News World UK's Johnson says giving powers to Scotland was "a disaster"

UK’s Johnson says giving powers to Scotland was “a disaster”

British Prime Minister Boris Johnson called Scottish devolution “a disaster” and ruled out any further powers for Edinburgh just as Scottish nationalists push for a second referendum that opinion surveys show could break apart the United Kingdom.

The past 14 opinion surveys have shown that a majority of Scots now support independence after the Brexit crisis and a series of missteps by Johnson’s government over its response to the novel coronavirus pandemic.

In a video call with northern English lawmakers from his Conservative Party, Johnson said that devolution, introduced by Tony Blair, had been the former prime minister’s “biggest mistake”, media reported.
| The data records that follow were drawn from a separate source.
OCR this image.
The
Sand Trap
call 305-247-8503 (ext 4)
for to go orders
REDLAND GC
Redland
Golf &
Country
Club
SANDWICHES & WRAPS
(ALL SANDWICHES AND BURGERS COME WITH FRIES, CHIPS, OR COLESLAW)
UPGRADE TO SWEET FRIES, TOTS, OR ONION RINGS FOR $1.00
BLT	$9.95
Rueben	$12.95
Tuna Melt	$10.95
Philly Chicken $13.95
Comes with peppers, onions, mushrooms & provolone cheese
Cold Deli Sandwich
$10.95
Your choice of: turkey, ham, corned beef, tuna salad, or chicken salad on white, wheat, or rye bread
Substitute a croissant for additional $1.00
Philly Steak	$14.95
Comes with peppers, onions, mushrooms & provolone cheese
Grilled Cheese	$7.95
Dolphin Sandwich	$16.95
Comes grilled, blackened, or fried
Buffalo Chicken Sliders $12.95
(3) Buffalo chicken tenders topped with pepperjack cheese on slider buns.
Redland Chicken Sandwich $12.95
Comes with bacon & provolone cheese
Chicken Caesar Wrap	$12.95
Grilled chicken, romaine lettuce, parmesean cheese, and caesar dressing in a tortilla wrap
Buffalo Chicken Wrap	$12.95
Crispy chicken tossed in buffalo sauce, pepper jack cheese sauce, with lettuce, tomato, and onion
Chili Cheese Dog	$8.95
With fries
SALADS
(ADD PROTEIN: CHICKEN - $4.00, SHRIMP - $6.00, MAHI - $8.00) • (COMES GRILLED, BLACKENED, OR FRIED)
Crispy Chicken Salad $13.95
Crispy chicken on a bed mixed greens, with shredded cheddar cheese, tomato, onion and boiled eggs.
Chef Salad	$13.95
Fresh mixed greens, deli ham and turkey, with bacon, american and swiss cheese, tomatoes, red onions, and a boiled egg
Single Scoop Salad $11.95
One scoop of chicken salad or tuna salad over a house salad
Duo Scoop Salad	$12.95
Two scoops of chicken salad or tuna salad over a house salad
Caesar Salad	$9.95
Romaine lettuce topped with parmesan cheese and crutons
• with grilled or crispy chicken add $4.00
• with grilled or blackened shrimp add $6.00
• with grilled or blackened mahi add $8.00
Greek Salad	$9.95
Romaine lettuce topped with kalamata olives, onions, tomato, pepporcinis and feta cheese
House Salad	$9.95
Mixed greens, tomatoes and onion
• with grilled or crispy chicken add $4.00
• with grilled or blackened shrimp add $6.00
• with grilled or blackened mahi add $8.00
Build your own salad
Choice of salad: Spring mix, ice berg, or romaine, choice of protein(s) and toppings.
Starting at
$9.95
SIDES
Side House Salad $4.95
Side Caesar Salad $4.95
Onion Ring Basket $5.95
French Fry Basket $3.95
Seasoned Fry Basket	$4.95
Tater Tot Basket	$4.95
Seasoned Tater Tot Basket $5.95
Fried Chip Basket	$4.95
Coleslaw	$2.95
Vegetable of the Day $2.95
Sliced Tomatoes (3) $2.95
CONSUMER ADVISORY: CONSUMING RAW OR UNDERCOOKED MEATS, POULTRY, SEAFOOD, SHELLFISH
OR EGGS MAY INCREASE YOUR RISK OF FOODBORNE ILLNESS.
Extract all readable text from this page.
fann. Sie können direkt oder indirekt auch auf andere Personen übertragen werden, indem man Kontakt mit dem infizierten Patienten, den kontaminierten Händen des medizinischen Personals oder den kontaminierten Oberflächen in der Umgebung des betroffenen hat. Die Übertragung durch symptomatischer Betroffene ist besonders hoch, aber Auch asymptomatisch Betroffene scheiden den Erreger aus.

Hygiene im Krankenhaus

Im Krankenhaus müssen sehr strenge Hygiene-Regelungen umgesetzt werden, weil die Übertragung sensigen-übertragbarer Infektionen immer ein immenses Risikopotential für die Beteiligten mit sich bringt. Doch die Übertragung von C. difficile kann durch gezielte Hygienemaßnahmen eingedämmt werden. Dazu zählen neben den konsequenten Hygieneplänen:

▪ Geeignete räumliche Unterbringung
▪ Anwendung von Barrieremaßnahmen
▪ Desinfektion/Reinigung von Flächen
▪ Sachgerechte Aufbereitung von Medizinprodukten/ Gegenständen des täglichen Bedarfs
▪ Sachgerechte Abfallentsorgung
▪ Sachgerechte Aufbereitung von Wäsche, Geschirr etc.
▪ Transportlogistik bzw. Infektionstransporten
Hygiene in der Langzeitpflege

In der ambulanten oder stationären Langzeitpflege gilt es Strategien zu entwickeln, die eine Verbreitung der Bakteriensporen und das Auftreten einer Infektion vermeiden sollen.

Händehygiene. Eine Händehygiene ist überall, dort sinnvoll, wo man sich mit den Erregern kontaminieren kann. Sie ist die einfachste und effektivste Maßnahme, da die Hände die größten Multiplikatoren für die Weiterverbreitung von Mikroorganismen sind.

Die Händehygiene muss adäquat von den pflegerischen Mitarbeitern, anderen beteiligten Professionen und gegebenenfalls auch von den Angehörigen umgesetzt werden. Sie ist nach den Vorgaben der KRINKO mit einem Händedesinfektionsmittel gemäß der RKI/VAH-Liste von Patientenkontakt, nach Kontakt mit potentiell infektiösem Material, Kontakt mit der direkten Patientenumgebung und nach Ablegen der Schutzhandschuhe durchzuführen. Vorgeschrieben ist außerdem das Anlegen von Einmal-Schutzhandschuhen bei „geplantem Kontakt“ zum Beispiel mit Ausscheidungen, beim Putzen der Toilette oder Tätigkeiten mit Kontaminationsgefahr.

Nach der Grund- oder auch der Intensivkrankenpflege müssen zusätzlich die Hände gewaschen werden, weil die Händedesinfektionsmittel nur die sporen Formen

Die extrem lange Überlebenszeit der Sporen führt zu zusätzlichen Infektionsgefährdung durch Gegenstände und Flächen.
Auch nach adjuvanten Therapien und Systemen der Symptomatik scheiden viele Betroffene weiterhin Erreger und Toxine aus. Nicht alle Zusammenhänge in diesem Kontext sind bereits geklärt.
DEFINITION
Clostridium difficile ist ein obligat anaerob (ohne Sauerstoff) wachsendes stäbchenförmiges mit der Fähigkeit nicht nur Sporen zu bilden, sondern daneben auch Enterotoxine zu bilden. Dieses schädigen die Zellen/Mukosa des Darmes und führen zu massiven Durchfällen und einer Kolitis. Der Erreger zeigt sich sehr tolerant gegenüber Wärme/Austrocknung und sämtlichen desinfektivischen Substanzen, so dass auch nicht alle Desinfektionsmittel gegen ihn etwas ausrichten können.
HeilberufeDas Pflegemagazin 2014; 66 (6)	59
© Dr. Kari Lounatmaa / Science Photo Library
Johnson’s office did not deny the comment.

Scots rejected independence by 55 to 45 percent in a 2014 referendum but Brexit and COVID-19 have strained the bonds that tie the United Kingdom together.

While the United Kingdom as a whole voted to leave the European Union in the 2016 Brexit referendum, Scotland and Northern Ireland voted to stay while England and Wales voted to leave.

Scottish First Minister Nicola Sturgeon, who is pushing for another independence referendum, jumped on Johnson’s comments.

“Worth bookmarking these PM comments for the next time Tories (Conservatives) say they’re not a threat to the powers of the Scottish Parliament – or, even more incredibly, that they support devolving more powers,” she said on Twitter.

The only way to protect and strengthen the Scottish Parliament is with independence, she added.

British Housing Secretary Robert Jenrick sought to defend Johnson’s comments, saying the disaster the prime minister was referring to was the rise of nationalism in the form of Sturgeon’s Scottish National Party (SNP).

Jenrick said that Scottish nationalists had misused devolution to try to break apart the United Kingdom and that another referendum was not realistic as nationalists had agreed the 2014 vote was a once-in-a-generation referendum.